O derradeiro tema, por sugestão de tanta gente boa, foi em torno de lendas, um dos gêneros literários que gostamos muito. Na verdade, muitas dos nossos primeiros encantamentos literários provém de lendas. Mas de onde vem esta palavra? Por isso parti da etimologia, da origem do termo.
Lenda deriva do latim, a raiz da nossa língua portuguesa e de outras mais. Legenda deu origem à palavra lenda. Significa, literalmente, "a serem lidos", de legere "ler". Era hábito nos mosteiros, sobretudo durante as refeições, alguém ficar lendo, de um púlpito, aos demais. Eram narrativas sobre as vidas dos mártires, dos santos, dos momentos significativos à vida da Igreja Católica. Esse conjunto de histórias se agruparam no livro de Jacopo de Varazze, Legenda Áurea, do século XIII. São mais de mil páginas a cultivar um desejo pelo maravilhoso, pelo paraíso prometido. Encurtando a prosa: de legenda vem lenda.

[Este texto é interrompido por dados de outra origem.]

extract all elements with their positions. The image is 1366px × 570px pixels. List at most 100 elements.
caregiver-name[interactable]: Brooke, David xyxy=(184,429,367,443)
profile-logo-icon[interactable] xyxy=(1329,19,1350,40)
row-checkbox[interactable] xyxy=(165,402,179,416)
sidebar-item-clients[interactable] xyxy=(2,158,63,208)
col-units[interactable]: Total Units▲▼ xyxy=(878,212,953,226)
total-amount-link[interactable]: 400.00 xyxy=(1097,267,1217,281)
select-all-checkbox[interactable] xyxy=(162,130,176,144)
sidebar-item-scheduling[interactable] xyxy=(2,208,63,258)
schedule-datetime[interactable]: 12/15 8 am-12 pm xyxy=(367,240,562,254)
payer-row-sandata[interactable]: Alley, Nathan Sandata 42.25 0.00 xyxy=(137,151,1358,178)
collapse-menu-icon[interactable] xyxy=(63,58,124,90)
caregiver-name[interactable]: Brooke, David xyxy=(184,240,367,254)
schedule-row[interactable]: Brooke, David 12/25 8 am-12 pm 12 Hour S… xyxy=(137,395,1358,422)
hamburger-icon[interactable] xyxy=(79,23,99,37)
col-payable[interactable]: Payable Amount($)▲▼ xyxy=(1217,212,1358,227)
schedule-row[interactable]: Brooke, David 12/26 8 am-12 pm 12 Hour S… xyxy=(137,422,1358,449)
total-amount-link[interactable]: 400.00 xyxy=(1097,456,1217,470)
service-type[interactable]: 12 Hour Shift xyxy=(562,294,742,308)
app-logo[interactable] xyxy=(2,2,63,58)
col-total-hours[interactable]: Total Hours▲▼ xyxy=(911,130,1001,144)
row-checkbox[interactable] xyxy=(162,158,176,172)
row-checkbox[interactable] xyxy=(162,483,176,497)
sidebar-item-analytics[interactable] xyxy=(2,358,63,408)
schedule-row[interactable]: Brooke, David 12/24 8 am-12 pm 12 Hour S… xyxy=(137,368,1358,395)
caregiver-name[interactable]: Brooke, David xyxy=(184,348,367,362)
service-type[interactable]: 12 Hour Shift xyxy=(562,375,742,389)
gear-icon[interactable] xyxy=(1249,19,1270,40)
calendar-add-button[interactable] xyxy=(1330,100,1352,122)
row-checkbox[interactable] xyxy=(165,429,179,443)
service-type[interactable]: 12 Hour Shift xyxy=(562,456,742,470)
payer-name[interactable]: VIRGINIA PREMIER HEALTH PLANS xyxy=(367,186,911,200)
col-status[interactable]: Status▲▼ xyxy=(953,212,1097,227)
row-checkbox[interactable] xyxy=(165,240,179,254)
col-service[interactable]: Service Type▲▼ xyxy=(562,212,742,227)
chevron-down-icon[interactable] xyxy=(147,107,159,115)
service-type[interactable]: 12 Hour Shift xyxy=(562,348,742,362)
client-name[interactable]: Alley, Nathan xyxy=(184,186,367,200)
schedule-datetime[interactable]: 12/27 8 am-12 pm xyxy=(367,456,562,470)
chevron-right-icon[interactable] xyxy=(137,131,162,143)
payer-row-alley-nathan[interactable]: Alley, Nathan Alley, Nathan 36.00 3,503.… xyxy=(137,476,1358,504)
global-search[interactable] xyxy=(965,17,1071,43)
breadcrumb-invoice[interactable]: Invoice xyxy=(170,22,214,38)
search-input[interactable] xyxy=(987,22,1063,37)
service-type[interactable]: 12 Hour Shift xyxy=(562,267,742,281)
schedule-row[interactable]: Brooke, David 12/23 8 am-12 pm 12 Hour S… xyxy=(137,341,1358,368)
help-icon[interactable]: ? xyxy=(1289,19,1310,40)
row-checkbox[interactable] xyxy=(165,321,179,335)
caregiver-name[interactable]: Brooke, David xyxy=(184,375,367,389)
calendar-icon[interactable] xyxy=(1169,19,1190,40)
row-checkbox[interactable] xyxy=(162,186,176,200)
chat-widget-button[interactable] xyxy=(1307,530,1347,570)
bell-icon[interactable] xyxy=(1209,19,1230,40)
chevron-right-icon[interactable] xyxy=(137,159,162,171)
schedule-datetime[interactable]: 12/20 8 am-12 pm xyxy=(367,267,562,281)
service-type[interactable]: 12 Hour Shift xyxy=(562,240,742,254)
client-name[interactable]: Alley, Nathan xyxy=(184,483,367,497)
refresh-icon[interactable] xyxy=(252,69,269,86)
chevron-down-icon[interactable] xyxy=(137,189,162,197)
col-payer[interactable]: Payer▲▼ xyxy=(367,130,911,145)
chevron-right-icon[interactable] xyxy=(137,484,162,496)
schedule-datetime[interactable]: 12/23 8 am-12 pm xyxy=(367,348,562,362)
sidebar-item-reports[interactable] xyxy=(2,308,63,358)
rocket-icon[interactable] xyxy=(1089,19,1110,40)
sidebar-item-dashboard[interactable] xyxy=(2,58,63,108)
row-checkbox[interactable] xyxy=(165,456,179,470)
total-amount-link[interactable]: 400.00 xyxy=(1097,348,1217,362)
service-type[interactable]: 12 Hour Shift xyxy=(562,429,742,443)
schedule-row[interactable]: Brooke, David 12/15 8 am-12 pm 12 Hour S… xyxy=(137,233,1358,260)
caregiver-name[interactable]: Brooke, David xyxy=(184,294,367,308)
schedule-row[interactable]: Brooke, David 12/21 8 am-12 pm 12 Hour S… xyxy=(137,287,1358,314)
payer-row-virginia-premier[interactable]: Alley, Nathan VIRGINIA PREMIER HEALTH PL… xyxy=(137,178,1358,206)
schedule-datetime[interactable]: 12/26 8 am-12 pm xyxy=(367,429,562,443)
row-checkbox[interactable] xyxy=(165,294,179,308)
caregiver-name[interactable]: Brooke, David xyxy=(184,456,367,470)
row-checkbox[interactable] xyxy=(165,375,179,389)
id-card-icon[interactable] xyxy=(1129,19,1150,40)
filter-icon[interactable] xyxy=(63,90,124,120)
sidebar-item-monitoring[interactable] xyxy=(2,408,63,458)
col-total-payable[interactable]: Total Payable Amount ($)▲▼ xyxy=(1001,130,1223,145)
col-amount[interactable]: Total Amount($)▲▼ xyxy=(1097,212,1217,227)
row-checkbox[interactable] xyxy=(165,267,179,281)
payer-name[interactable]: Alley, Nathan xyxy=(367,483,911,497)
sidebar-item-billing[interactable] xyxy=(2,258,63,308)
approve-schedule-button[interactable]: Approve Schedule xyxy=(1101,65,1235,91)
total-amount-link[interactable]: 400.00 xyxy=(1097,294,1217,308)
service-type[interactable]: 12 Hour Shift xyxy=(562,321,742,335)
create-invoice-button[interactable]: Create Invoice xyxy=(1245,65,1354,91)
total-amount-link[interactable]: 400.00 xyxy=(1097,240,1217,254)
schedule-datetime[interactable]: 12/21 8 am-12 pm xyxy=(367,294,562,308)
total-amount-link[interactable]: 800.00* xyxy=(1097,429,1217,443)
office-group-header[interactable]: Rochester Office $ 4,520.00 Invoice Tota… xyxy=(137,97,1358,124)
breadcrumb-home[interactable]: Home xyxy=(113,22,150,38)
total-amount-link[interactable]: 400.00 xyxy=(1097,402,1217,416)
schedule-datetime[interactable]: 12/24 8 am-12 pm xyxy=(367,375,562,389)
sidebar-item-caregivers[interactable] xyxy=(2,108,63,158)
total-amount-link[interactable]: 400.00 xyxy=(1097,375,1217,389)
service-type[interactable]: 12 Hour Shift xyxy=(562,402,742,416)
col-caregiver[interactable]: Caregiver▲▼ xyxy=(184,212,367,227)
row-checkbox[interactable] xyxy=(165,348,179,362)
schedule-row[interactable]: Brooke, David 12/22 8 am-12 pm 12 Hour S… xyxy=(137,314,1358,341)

Livro nosso (Arquivo JRS) |
Quem nunca ouviu uma lenda? Elas fazem parte do repertório de histórias populares de uma determinada sociedade; são repassadas oralmente pelas gerações; também servem de base na evolução do processo civilizatório, querem passar uma moral, um preceito, uma advertência etc. Por exemplo, quando vovó nos contava a lenda da Gruta que chora, estava reforçando a ação do padre que livrara a comunidade da serpente, do dragão que apavorava aquela gente. Seria legenda caso estivéssemos na Idade Média, a ser lida; agora se vestia de lenda contada por nossos saudosos entes queridos.
Assim como quase tudo que ouvimos e lemos, podemos notar nas lendas resquícios de narrativas mais antigas, dos primórdios. Muitas vezes ainda são preservados até mesmos os nomes antigos, de tempos que nem se sabe, de fronteiras além da Ameríndia. Ou seja, se vestem com novas roupagens, mas continuam sendo essenciais a uma espécie que permanece: a nossa, sapiens.
As lendas são construções coletivas que seguem ganhando novos significados conforme a comunidade vai passando por transformações. Ao ouvir uma lenda, logo quero saber a razão dela. Porém, me encanta mesmo é imaginar a trajetória feita por ela e me emocionar pelo conjunto. Aquelas que ficaram no papel, quando alguém quer jogar fora, eu as transformo em balaios, um saber caiçara aprendido enquanto ouvia histórias.
Gratidão ao pessoal que participou de mais um Momento Literário.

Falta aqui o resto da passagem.